The words were no sooner spoken than accomplished. Robert scrambled with alacrity from his mother’s arms into Joscelin’s and settled there as if they had been his security since birth.

They approached the open gateway, the horses’ hooves thudding on the solid drawbridge planks. The huge iron pulley chains were speckled with limewash and there were splashes of it, like enormous bird droppings, on the bridge itself. Robert’s small hand pointed and he chirruped a question. Joscelin bent over him and responded with patient good humour. A pang cut through Linnet to see them thus: the familiar sensations of guilt and love and a deeper, primal twisting of heart and womb and loins.

‘Ach,’ said Conan softly as he joined her on the drawbridge. ‘Give him a child and he turns to butter.’

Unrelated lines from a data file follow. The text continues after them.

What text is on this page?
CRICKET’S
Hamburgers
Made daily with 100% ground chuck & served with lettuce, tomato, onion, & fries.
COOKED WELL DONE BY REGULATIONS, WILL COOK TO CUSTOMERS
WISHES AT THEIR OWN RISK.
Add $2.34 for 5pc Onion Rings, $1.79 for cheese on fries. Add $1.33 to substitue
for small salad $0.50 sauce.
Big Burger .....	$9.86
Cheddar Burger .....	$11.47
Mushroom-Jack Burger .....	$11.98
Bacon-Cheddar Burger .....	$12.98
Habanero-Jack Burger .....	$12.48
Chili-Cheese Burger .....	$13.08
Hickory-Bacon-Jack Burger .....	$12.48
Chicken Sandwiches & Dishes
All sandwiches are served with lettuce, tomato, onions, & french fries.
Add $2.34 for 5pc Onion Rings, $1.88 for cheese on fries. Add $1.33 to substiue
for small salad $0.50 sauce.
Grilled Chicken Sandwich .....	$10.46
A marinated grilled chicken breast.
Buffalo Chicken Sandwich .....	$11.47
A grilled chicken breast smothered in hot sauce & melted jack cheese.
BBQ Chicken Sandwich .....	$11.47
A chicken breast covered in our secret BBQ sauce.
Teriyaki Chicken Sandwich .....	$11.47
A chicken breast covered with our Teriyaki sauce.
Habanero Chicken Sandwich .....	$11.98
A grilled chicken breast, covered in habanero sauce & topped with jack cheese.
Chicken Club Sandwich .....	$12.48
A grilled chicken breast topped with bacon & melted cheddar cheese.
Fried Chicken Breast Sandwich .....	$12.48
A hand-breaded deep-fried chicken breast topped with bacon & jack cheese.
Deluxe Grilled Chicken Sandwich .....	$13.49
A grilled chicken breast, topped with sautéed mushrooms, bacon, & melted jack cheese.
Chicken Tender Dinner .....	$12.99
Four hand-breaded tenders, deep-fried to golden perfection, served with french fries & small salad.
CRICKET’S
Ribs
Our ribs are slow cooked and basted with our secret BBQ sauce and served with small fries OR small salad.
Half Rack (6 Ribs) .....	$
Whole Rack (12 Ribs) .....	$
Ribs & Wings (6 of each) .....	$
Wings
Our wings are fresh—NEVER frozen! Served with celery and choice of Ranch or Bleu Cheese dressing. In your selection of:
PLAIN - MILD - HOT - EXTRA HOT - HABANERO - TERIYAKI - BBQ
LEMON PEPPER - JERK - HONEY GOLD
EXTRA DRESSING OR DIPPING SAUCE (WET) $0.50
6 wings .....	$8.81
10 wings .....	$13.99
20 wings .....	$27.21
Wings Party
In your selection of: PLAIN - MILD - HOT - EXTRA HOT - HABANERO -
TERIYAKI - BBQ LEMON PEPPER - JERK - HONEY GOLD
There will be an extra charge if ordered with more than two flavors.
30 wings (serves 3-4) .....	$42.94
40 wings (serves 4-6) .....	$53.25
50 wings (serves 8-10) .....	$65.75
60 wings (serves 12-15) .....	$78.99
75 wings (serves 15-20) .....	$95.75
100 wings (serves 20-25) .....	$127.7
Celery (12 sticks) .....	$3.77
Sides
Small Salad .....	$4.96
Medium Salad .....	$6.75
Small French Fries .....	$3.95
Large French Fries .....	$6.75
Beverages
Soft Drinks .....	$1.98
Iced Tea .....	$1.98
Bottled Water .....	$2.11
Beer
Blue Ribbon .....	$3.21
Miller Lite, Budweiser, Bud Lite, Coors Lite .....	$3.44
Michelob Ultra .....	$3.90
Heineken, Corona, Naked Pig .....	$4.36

There was a strange note in the mercenary’s voice that caused Linnet to look at him curiously. ‘Certainly my son has taken to him,’ she replied. ‘And in London I met him in the company of his youngest brother.’ She looked thoughtfully at Conan. He was wearing a garish tunic of Welsh plaid and riding Corbette’s piebald stallion. Bracelets of copper and silver jangled in abundance on his forearms. The word disreputable came easily to mind. And yet he had helped ungrudgingly with his own war-scarred hands to rebuild the farmhouse that he and his men had burned. ‘You must know Joscelin very well.’

Conan made a face. ‘Yes and no, my lady. He came to me when he was fifteen, stubborn, proud and half-starved. ’ A sardonic grin curled his lips. ‘I took him in and I took him on, taught him the bare-fist-and-teeth side of fighting, the kind that keeps you alive.’

‘Like a knife down your boot?’ she asked with a half-smile.